|Created||September 18, 1857|
|Ratified||November 9, 1857 (effective on February 14, 1859)|
|Author(s)||Delegates of the Oregon Constitutional Convention|
|Signatories||52 of 60 delegates|
|Oregon Constitution at Wikisource|
The Oregon Constitution is the governing document of the U.S. state of Oregon, originally enacted in 1857. As amended the current state constitution contains eighteen sections, beginning with a bill of rights. This contains most of the rights and privileges protected by the United States Bill of Rights and the main text of the United States Constitution. The remainder of the Oregon Constitution outlines the divisions of power within the state government, lists the times of elections, and defines the state boundaries and the capital as Salem.
The first constitutional documents enacted in Oregon pre-dated statehood. These were the Organic Law of 1843 and the Organic Law of 1845, adopted to govern Oregon Territory. In 1857, leaders of the territory gathered at the Oregon Constitutional Convention and drafted the current constitution. Over half of the document's content was derived in part from the Indiana constitution. The constitution of 1857 included a racial exclusion section that excluded African Americans and Chinese from the state. (See Racism in Oregon.)
On November 9, 1857, Oregon voters approved its first constitution that then became effective upon statehood on February 14, 1859. The constitution was unchanged for the remainder of the 19th century, but has been amended numerous times since 1902 (see List of Oregon ballot measures). The changes have included the introduction of a direct legislation system, which enabled Oregon voters to propose and approve amendments both to the Constitution and to the Oregon Revised Statutes.
In 1905, a coalition of Oregon lawyers advocated for convening a constitutional convention the following year, and drafted plans for the selection of delegates. According to The Oregonian, Portland attorneys were "almost to a man in favor of making the change". Dissenters included Portland attorneys George W. Joseph, who advised "leaving well enough alone", and C. E. S. Wood, who insisted that the recent passage of initiative and referendum system offered sufficient opportunity to amend the constitution as needed. Governor George Earle Chamberlain declined to take a position.
In 1916, Oregonians voted to keep Section 6 of Article II of the constitution, which read "No negro, Chinaman or mulatto shall have the right of suffrage", even though it had been rendered void by the Fifteenth Amendment to the United States Constitution. In 1927, Oregonians finally decided to remove this suffrage exclusion from their constitution.
The Oregon Constitution is easier to amend than its federal counterpart. Amending the U.S. Constitution requires a two-thirds vote in Congress and ratification by three-fourths of the states. In Oregon, once an initiative amendment to its constitution has been placed on the ballot by initiative petition, or once a legislative amendment has been referred to the people by a simple majority vote in the state legislature, a simple majority of favorable votes is enough to ratify it. Placing a petition for an amendment on the ballot requires a number of valid signatures of registered voters equal to eight percent of the total number of votes cast in the last gubernatorial election,[N 1] higher than the six percent required for a change in statute.[N 2] See the list of Oregon ballot measures for initiative amendments.
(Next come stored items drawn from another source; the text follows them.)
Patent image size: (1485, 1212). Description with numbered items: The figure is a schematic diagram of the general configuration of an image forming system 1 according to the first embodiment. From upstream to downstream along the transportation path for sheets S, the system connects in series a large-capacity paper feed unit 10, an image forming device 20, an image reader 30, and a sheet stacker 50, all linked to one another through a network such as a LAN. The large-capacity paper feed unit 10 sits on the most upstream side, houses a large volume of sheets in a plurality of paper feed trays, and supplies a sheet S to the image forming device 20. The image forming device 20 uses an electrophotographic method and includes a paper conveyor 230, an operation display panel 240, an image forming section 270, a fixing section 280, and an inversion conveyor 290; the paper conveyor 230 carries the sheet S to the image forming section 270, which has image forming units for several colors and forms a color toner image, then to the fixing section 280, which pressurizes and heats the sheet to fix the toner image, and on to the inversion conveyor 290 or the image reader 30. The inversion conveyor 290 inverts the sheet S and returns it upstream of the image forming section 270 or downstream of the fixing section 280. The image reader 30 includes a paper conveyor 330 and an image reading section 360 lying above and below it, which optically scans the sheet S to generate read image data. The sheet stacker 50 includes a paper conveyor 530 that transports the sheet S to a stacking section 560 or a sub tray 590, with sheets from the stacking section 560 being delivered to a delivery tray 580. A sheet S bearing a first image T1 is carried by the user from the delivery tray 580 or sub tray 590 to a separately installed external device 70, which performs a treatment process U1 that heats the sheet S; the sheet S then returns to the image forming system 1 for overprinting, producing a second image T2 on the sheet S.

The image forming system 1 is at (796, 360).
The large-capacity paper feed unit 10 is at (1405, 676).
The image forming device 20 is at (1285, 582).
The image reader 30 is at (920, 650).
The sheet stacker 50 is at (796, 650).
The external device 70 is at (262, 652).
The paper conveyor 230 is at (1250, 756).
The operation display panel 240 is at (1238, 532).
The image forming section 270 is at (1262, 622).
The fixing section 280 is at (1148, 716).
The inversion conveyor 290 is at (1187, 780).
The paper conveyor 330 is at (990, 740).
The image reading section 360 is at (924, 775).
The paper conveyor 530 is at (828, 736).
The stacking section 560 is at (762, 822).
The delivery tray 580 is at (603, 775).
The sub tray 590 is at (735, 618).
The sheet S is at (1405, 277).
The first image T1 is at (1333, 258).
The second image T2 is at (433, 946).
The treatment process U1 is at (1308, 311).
The right to free speech in Oregon is broader than the federal level:
No law shall be passed restraining the free expression of opinion, or restricting the right to speak, write, or print freely on any subject whatever; but every person shall be responsible for the abuse of this right.
In State v. Robertson, the Oregon Supreme Court has cited this right against parts of Oregon's disorderly conduct statute, against content-based restrictions on billboards and murals, and against laws restricting the sale of pornography.[N 3]
Later in 1987, the court cited this provision when it abolished the state's obscenity statute in State v. Henry.